Pierre-Marie Nozières n’était pas un fou de dieu, un inconditionnel de la bénédiction, un adepte forcené de la prière systématique ou un savant des écritures saintes. S’il n’avait pas pris ce chemin vers le spirituel, serait-il encore vivant ? devait-il remercier un quelconque destin de lui avoir épargné une guerre de l’autre côté de la Méditerranée ? Il s’interrogeait souvent, mais n’avait jamais encore trouvé un semblant de réponse. Grâce à la grande soutane noire qu’il portait, les fidèles de Saint-Pierre-de-Montrouge s’étaient finalement pris d’affection pour le religieux, voyant en lui un garant de la tradition dans laquelle eux-mêmes avaient été élevés. L’origine géographique du prêtre avait fait le reste… « un vrai Vendéen, tu te rends compte Simone ? pas un de ces curés pour ouvrier qui veulent nous changer la religion » … Dans la salle du « patro » de la villa d’Alésia, le jeudi après-midi, le père Nozières veillait sur une légion de gamins du quartier que les parents collaient aux "Cœurs Vaillants" pour éviter de devoir les faire garder, et probablement pour les sociabiliser. Régulièrement, l’équipe de foot des « curetons » s’opposait, à celle de la rue Saint Yves. Cela se passait entre treize-heures trente et dix-sept heures, autour d’un babyfoot du feu de dieu. Alors, gamelles blanches, chaudron magiques, lobs, pissettes ou roulettes, s’enchaînaient dans un vacarme pas possible. En dehors de sa passion pour la moto, son amour des grandes promenades en solitaire, sa dextérité au babyfoot, personne ne savait quoi que ce fut sur le père Nozières. Un jour pourtant, une grenouille de bénitier qui dînait au « Bon Cep », au carrefour entre la rue Bézout et la rue Montbrun, l’avait aperçu attablé devant une platée de champignons avec ail et persil. Il avait laissé chez lui sa soutane et pour un peu, personne ne l’aurait reconnu. Dès le lendemain matin, la rumeur avait circulé parmi les pénitents en fin de confession. A peine absouts, les mauvais sujets avaient commencé à disserter sur Pierre-Marie Nozières… « "...et en plus d’être gourmand, il se pique le nez…vous vous rendez-compte ? S’il fait le catéchisme aux enfants après avoir consommé de l’alcool ? Et puis un curé qui enlève sa soutane pour aller au restaurant, comme s’il avait honte…et puis avec quoi il peut se payer un repas au restaurant ? il vole dans les troncs ? »...

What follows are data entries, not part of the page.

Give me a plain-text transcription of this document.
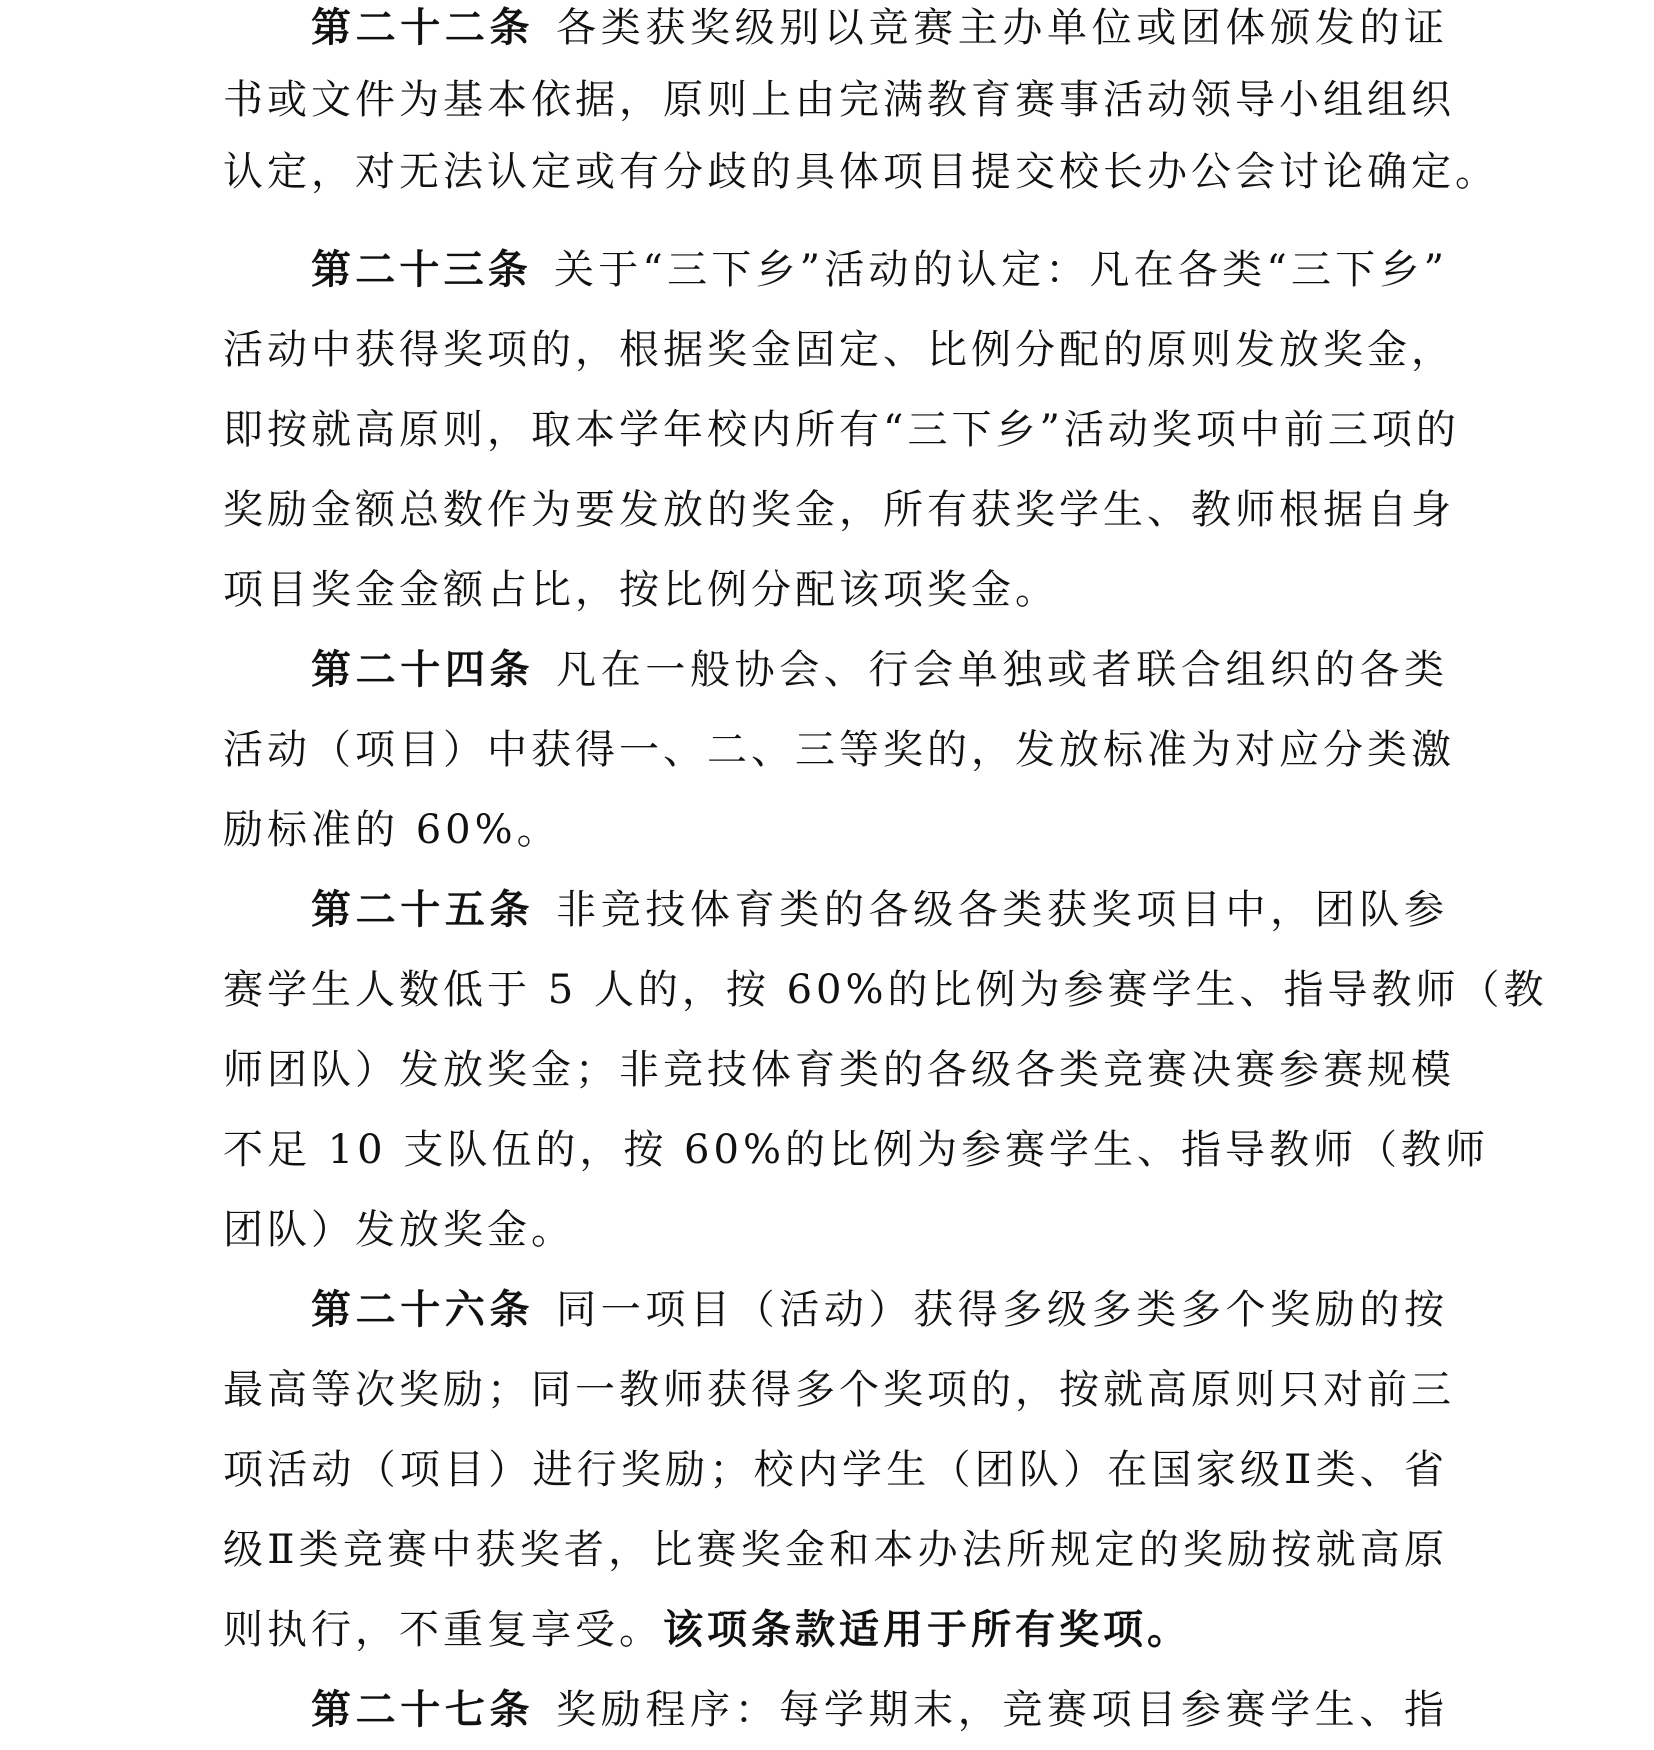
第二十二条 各类获奖级别以竞赛主办单位或团体颁发的证
书或文件为基本依据，原则上由完满教育赛事活动领导小组组织
认定，对无法认定或有分歧的具体项目提交校长办公会讨论确定。
第二十三条 关于“三下乡”活动的认定：凡在各类“三下乡”
活动中获得奖项的，根据奖金固定、比例分配的原则发放奖金，
即按就高原则，取本学年校内所有“三下乡”活动奖项中前三项的
奖励金额总数作为要发放的奖金，所有获奖学生、教师根据自身
项目奖金金额占比，按比例分配该项奖金。
第二十四条 凡在一般协会、行会单独或者联合组织的各类
活动（项目）中获得一、二、三等奖的，发放标准为对应分类激
励标准的 60%。
第二十五条 非竞技体育类的各级各类获奖项目中，团队参
赛学生人数低于 5 人的，按 60%的比例为参赛学生、指导教师（教
师团队）发放奖金；非竞技体育类的各级各类竞赛决赛参赛规模
不足 10 支队伍的，按 60%的比例为参赛学生、指导教师（教师
团队）发放奖金。
第二十六条 同一项目（活动）获得多级多类多个奖励的按
最高等次奖励；同一教师获得多个奖项的，按就高原则只对前三
项活动（项目）进行奖励；校内学生（团队）在国家级Ⅱ类、省
级Ⅱ类竞赛中获奖者，比赛奖金和本办法所规定的奖励按就高原
则执行，不重复享受。该项条款适用于所有奖项。
第二十七条 奖励程序：每学期末，竞赛项目参赛学生、指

Le père Nozières avait tout su, il avait failli ne pas pardonner, il n’avait surtout pas compris. Il aurait ce jour là donné dix ans de sa vie pour pouvoir retourner vivre à Saint-Gilles, avoir la possibilité de choisir une autre destinée, quitte à mourir en mer, ou les deux bras sur une charrue. Il aurait même donné cinq ans de plus pour récupérer sa moto. Comme il n’avait pas le droit de souhaiter du malheur à son prochain, il s’était finalement contenté d’un haussement d’épaule en descendant les marches du parvis de Saint-Pierre-de-Montrouge.
Il s’était alors dirigé vers le « Bouquet d’Alésia ». Il savait qu’il ne boirait pas tout seul.